In shortTrust the API for brand visibility, winner calls, and trends; spot-check the live web for food/CPG and any contested #1, where the channels are most likely to drift.

Trust API-based GEO for

Brand visibility & rank trends — 26/30 topics statistically indistinguishable from sampling the web (CI 70–95%)
Winner / "AI-recommended" calls — same consensus #1 on 26/30 topics
Cross-category programs — the proxy holds across 18 industries, not just a lucky few
Speed & volume — hundreds of API completions in minutes vs hours of browser driving, same noise profile

Spot-check the web when

The category is food/CPG or a contested winner — Kraft Heinz, Mars, Tesla all diverged systematically
Account context matters — the API is an anonymous Flash session; signed-in personalization/grounding can shift results
Exact full order feeds a weighted score — only 50% of cross-pairs match the complete 5-brand order; tails swap most
One run only — both channels swap an adjacent pair often; use ≥3 runs and report the consensus

Sample. 30 topics drawn from brand_competitors.jsonc (seeded random, seeds 20260610 + 20260617), spanning 18 industries. Each: target brand + 4 competitors, shuffled once and frozen, byte-identical across both channels.

Both channels = 3.5 Flash. Web: gemini.google.com, signed-in (Workspace Pro), model picker on 3.5 Flash, fresh conversation per run. API: Massive /ai?model=gemini&country=us&expiration=0 — which drives the same web app; its model roster matched 3.5 Flash on all 100+ calls.

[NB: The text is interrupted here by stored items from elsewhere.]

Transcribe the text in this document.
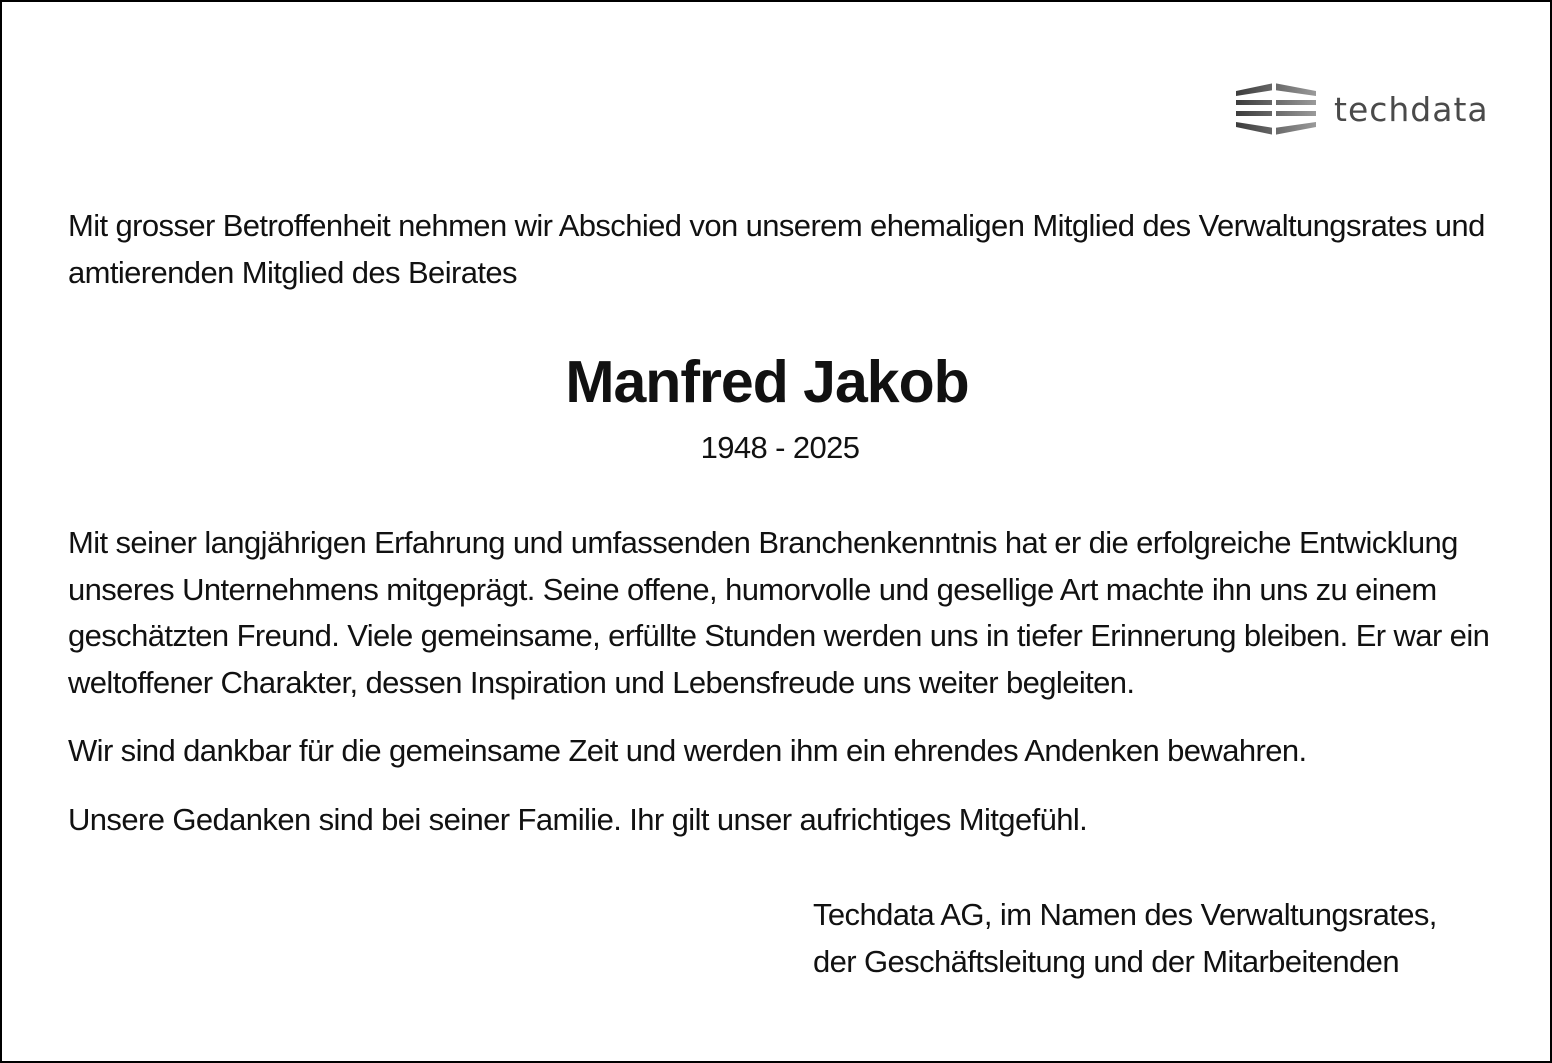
techdata

Mit grosser Betroffenheit nehmen wir Abschied von unserem ehemaligen Mitglied des Verwaltungsrates und amtierenden Mitglied des Beirates

Manfred Jakob
1948 - 2025

Mit seiner langjährigen Erfahrung und umfassenden Branchenkenntnis hat er die erfolgreiche Entwicklung unseres Unternehmens mitgeprägt. Seine offene, humorvolle und gesellige Art machte ihn uns zu einem geschätzten Freund. Viele gemeinsame, erfüllte Stunden werden uns in tiefer Erinnerung bleiben. Er war ein weltoffener Charakter, dessen Inspiration und Lebensfreude uns weiter begleiten.

Wir sind dankbar für die gemeinsame Zeit und werden ihm ein ehrendes Andenken bewahren.

Unsere Gedanken sind bei seiner Familie. Ihr gilt unser aufrichtiges Mitgefühl.

Techdata AG, im Namen des Verwaltungsrates,
der Geschäftsleitung und der Mitarbeitenden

Topic-level stats. Each topic contributes one value per metric; 95% CIs are bootstrap over the 30 topics (4000 resamples) for means, Wilson intervals for proportions. This avoids the pseudoreplication of pooling the 270 within-topic pairs.

Cleaning. Grounding-citation tokens were stripped before parsing rankings. Five API runs that returned empty/refusal/abbreviated completions were re-fetched until they parsed to a clean 5-brand order; one web run that hallucinated an out-of-set brand was re-run.

Limits. n=3 per channel for the headline (deep runs API-only); 3.5 Flash is non-deterministic, so "within noise" is bounded by 3 observations; the residual offsets implicate the API's anonymous session vs signed-in context, which API measurement cannot replicate.